Perlis R.H.a · Beasley Jr. C.M.b · Wines Jr. J.D.c, · Tamura R.N.b · Cusin C.a,1 · Shear D.a · Amsterdam J.d · Quitkin F.†e · Strong R.E.f, 1 · Rosenbaum J.F.a · Fava M.a
aDepression Clinical and Research Program, Massachusetts General Hospital and Harvard Medical School, Boston, Mass., bLilly Research Laboratories, Eli Lilly & Co., Indianapolis, Ind., cMcLean Hospital and Harvard Medical School, Belmont, Mass., dDepression Research Unit, University of Pennsylvania Medical Center, Philadelphia, Pa., eNew York State Psychiatric Institute, New York, N.Y., and fUniversity of Utah, Salt Lake City, Utah, USA Psychother Psychosom 2007;76:40–46 (DOI:10.1159/000096363)

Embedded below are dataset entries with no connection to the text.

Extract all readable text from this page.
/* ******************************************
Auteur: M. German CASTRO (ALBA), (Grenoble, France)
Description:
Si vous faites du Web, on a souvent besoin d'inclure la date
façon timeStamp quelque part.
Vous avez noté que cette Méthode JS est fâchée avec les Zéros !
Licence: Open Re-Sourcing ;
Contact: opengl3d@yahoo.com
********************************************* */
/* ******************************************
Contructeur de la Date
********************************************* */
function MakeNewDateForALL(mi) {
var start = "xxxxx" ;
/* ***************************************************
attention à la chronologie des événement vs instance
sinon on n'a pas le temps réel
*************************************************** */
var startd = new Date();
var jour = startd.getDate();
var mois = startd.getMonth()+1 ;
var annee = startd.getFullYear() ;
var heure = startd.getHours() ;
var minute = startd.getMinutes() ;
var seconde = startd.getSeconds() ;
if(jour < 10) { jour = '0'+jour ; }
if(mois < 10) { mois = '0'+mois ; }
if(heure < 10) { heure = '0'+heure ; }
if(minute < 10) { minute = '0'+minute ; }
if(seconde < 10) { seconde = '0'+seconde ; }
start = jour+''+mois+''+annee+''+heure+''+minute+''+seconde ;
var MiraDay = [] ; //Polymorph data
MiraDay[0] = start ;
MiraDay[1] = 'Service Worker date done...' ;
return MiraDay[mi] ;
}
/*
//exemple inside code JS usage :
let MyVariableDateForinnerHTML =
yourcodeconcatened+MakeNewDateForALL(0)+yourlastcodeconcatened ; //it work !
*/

Background: Some reports suggest that a subset of depressed patients may experience suicidality – that is increase or emergence of suicidal ideation (SI) or behavior – after initiation of an antidepressant. The time course and clinical correlates of this phenomenon have not been characterized in detail. Method: We conducted a secondary analysis of a multicenter, prospective, open, 12-week trial of fluoxetine 20 mg in outpatients with nonpsychotic major depressive episodes. Adverse effects and other clinical features associated with the emergence of suicidality, defined using item 3 of the Hamilton Depression Rating Scale, were examined using Cox regression models. Results: Among 414 subjects without SI at baseline, 59 (14.3%) reported SI on at least 1 postbaseline visit. In a Cox regression, emergence of activation and worsening of depression severity were independently associated with emergence of SI, along with female gender, younger age and having thoughts that life was not worth living prior to treatment. Treatment response and remission were significantly less likely among subjects who developed SI. Conclusions: New SI was relatively common in this trial of fluoxetine and associated with the emergence of activation and overall symptomatic worsening. Whether prophylaxis against or aggressive treatment of adverse events can decrease emergence of SI merits further study.